Apache Oozie is a valuable tool for Hadoop users to automate commonly performed tasks in order to save time and user error. With Oozie, users can describe workflows to be performed on a Hadoop cluster, schedule those workflows to execute under a specified condition, and even combine multiple workflows and schedules together into a package to manage their full lifecycle.

Oozie workflow jobs are expressed as Directed Acyclic Graphs (DAGs) of Hadoop jobs. In other words, users specify which jobs they'd like to perform from a variety of supported types (MapReduce, Oozie, Pig, Sqoop, others), and specify which jobs are dependant on which other jobs to complete before starting. When a workflow job is executed, Oozie dispatches jobs to MapReduce in the order specified by the DAG, and monitors the completion of those tasks to determine when the next set of tasks should be dispatched.

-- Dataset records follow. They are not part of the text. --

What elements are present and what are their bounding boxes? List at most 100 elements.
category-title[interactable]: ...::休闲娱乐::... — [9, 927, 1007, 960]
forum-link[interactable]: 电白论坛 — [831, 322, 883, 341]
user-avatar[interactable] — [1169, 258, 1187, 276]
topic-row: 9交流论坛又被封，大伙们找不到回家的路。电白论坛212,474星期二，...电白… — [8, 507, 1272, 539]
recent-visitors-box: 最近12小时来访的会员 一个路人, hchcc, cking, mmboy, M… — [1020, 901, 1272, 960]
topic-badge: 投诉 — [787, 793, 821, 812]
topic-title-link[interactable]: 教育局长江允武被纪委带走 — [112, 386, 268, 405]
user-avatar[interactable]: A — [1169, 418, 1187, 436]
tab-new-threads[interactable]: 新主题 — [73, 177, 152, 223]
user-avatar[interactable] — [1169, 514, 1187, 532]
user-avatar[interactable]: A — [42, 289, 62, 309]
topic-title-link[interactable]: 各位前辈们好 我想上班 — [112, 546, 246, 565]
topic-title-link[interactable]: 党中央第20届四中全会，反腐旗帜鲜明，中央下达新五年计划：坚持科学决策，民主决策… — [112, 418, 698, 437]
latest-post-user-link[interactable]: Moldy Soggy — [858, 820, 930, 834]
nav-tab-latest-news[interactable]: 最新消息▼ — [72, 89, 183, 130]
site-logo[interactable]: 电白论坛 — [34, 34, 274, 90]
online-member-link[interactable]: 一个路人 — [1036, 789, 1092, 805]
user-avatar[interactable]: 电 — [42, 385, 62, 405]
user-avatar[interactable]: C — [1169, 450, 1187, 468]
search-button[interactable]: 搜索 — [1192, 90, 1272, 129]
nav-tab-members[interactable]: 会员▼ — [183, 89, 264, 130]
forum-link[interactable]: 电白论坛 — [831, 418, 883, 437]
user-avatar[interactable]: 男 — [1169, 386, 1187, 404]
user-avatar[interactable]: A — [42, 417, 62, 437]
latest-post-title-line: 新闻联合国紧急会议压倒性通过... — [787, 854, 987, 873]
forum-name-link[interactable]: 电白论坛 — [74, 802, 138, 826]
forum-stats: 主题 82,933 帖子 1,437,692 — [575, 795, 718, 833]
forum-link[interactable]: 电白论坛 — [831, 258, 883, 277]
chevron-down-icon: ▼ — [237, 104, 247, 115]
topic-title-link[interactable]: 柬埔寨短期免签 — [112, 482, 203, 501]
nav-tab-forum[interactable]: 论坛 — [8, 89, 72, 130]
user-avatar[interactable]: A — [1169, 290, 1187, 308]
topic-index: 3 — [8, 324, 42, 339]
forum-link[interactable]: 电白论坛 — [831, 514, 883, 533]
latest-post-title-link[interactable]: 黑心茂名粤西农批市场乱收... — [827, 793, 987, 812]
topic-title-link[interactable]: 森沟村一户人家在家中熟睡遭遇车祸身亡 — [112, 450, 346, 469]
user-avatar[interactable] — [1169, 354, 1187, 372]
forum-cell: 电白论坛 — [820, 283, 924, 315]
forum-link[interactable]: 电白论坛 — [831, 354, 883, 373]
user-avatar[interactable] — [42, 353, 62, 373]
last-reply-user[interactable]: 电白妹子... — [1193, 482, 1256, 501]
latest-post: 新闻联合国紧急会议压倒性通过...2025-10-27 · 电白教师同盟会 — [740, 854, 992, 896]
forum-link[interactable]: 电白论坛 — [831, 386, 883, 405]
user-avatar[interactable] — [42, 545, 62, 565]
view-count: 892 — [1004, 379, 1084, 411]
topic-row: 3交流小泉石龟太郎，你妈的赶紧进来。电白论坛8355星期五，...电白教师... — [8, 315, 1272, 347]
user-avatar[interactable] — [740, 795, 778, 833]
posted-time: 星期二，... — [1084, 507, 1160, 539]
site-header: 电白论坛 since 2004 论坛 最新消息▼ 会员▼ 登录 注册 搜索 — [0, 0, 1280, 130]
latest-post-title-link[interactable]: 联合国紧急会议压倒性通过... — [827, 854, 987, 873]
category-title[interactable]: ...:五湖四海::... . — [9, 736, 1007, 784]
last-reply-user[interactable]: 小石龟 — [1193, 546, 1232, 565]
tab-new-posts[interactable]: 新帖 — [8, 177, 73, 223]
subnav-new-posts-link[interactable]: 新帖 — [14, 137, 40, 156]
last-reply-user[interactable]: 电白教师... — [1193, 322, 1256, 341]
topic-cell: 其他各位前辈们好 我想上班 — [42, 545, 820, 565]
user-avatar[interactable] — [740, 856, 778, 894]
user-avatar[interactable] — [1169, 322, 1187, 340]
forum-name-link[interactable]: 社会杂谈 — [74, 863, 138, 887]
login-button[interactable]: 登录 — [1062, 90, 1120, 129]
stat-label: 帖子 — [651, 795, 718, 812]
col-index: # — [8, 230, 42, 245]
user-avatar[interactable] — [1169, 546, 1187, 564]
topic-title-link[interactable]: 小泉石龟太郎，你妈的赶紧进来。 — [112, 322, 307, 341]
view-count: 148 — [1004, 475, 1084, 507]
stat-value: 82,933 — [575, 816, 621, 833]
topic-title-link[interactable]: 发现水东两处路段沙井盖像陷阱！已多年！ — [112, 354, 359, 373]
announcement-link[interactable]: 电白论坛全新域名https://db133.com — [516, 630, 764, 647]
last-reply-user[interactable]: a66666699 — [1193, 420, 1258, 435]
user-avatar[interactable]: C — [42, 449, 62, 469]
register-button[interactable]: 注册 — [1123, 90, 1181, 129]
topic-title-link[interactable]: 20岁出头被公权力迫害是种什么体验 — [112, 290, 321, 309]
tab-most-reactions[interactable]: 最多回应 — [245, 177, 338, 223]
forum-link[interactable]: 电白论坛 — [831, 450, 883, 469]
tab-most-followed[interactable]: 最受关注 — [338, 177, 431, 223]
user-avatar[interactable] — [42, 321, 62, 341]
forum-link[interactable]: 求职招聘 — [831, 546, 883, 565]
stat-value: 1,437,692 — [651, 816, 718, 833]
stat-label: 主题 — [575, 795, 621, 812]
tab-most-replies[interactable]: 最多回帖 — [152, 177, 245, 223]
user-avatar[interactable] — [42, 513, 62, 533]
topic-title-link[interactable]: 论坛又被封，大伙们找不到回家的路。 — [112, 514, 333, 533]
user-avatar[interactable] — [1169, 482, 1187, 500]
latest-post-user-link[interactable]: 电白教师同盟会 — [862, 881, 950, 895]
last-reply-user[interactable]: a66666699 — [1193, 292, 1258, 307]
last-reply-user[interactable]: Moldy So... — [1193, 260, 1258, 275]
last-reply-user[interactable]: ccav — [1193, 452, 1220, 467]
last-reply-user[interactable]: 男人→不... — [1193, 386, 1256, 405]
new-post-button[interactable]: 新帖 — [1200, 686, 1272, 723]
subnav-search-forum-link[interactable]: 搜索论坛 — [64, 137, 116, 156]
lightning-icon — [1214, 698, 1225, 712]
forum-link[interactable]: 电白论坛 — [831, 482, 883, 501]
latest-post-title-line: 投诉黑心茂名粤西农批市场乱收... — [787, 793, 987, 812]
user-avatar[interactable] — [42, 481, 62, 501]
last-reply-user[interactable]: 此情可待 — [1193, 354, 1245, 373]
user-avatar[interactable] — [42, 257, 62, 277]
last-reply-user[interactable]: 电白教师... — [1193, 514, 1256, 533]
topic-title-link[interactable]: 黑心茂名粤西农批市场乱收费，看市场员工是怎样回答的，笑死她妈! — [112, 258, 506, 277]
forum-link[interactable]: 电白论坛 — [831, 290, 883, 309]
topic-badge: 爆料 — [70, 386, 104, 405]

An Oozie coordinator job allows a workflow job to be executed when a specified condition is met. The most common condition used is a time interval - scheduling a workflow to execute each day, hour, or minute. Users can also schedule a coordinator job to execute based on an external event, such as when a specific piece of data becomes available.

Oozie bundles allow users to package together a pipeline of Oozie coordinator jobs. Unlike workflow jobs, where there is a strict dependency between the underlying jobs run, bundle jobs specify no strict dependencies between their underlying coordinator jobs.